1. Mengembangkan sistem perekonomian anggota dalam bentuk badan usaha produktif
2. Meningkatkan sumber daya atau peningkatan kemampuan anggota, yang mampu menguasai dan mengaplikasikan ilmu pengetahuan dan teknologi
3. Mengembangkan kemandirian dalam mengurus sumber daya pendanaan dan menikmati hasil-hasilnya.
4. Mengelola pusat informasi berkaitan dengan kepentingan Anggota khususnya teknologi kelapa sawit, pasar, dan modal
5. Membangun jaringan kerja sama dengan lembaga-lembaga di tingkat lokal, nasional, dan internasional dalam memperjuangkan hak-hak anggota yang lebih baik
Petani kelapa sawit sejatinya memiliki basis produksi yang jelas yaitu tanah dan kebun sawit yang mereka kelola di atas tanah tersebut, persoalan saat ini adalah partsispasi dalam penegloaan kebun dimana petani belum memiliki keahlian bagaimana pengelolaan dan produktifitas atas tanah dan kebun mereka karena komoditas sawit masih merupakan hal yang baru dan jauh dari budaya dan pola pengelolaan sumberdaya alam yang selama ini dikuasai oleh mereka. Upaya-upaya ekonomi penting dan harus didukung dengan upaya-upaya politik. Basis-basis produksi petani sawit harus dipertahankan melaui upaya-upaya politik, Inisiatif upaya ekonomi yang dilakukan SPKS Kalbar antara lain iuran anggota organisasi. Bahkan dibeberapa wilayah sudah mulai mengumpulkan hasil dari panen mereka untuk dijadikan kas organisasi dalam pembiayaan kebutuhan kerja-kerja organisasi di luar iuaran anggota.
(2) Aksi Politik
Aksi politik organisasi SPSK adalah aksi yang sangat penting dilakukan dan syarat dan konsukewensinya tinggi dan berat. Aksi-aksi politik ini tentunya bisa dilihat dan di ukur dari kempuan organisasi. Aksi plitik ini akan selalu berhadapan dengan rezim dan pengusa saat ini. Kegiatan-kegaitan yang diprogramkan oleh SPKS antara lain :
1. Mengajukan usulan-usulan kebijakan kepada pemerintah berkaitan dengan kepentingan anggota
2. Mengembangkan sumber daya petani dan kelembagaan perkumpulan agar dapat ikut berperan serta secara politis
Aksi Politik yang sudah dilakukan oleh SPKS Sanggau adalah mendudki Kantor Bupati Sanggau dan memaksa pihak pemerintah daerah untuk membuat Tim penyelseaian konflik atas persoalan-persoalan petani dan mendesak DPRD Provinsi Kalbar dan DPRD Kabupaten Sanggau untuk membentuk pansus perkebunan sawit. Dalam kondisi ini sebenarnya harus ada perubahan yang kongkrit atas tindakan-rindakan politik tersebut, namun dalam perkembanganya aksi politik tersebut di batalkan oleh organisasi yang mengakibatkan proses tersebut tidak berarti bagi petani kelapa sawit khusunya di Sanggau.

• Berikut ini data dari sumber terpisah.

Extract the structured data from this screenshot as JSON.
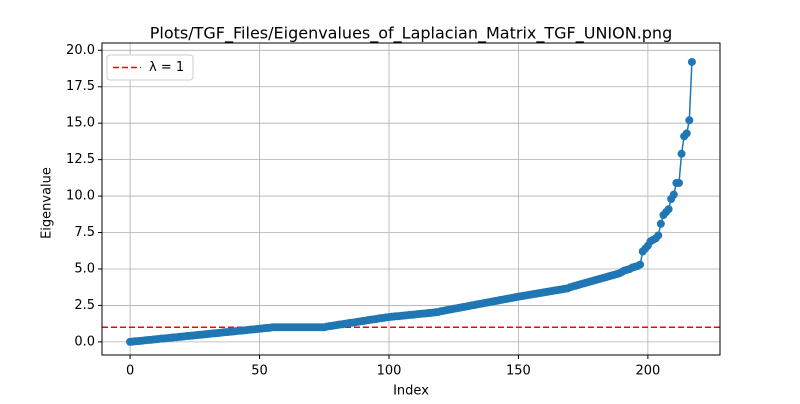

(3). Aksi Sosial dan Hukum
Aksi ini merupakan aksi turunan atas aksi politik dan ekonomi organisasi. Secra garis besar ini merupakan aksi sosial namun juga bisa dipisahkan dengan aksi hukum dalam upaya pembelaan hak-hak petani berkaitan dengan upaya litigasi dalam proses hukum yang dihadapi oleh oragnisasi dan anggotanya sebgai konswekensi dari kontradiksi yang terjadi di organisasi.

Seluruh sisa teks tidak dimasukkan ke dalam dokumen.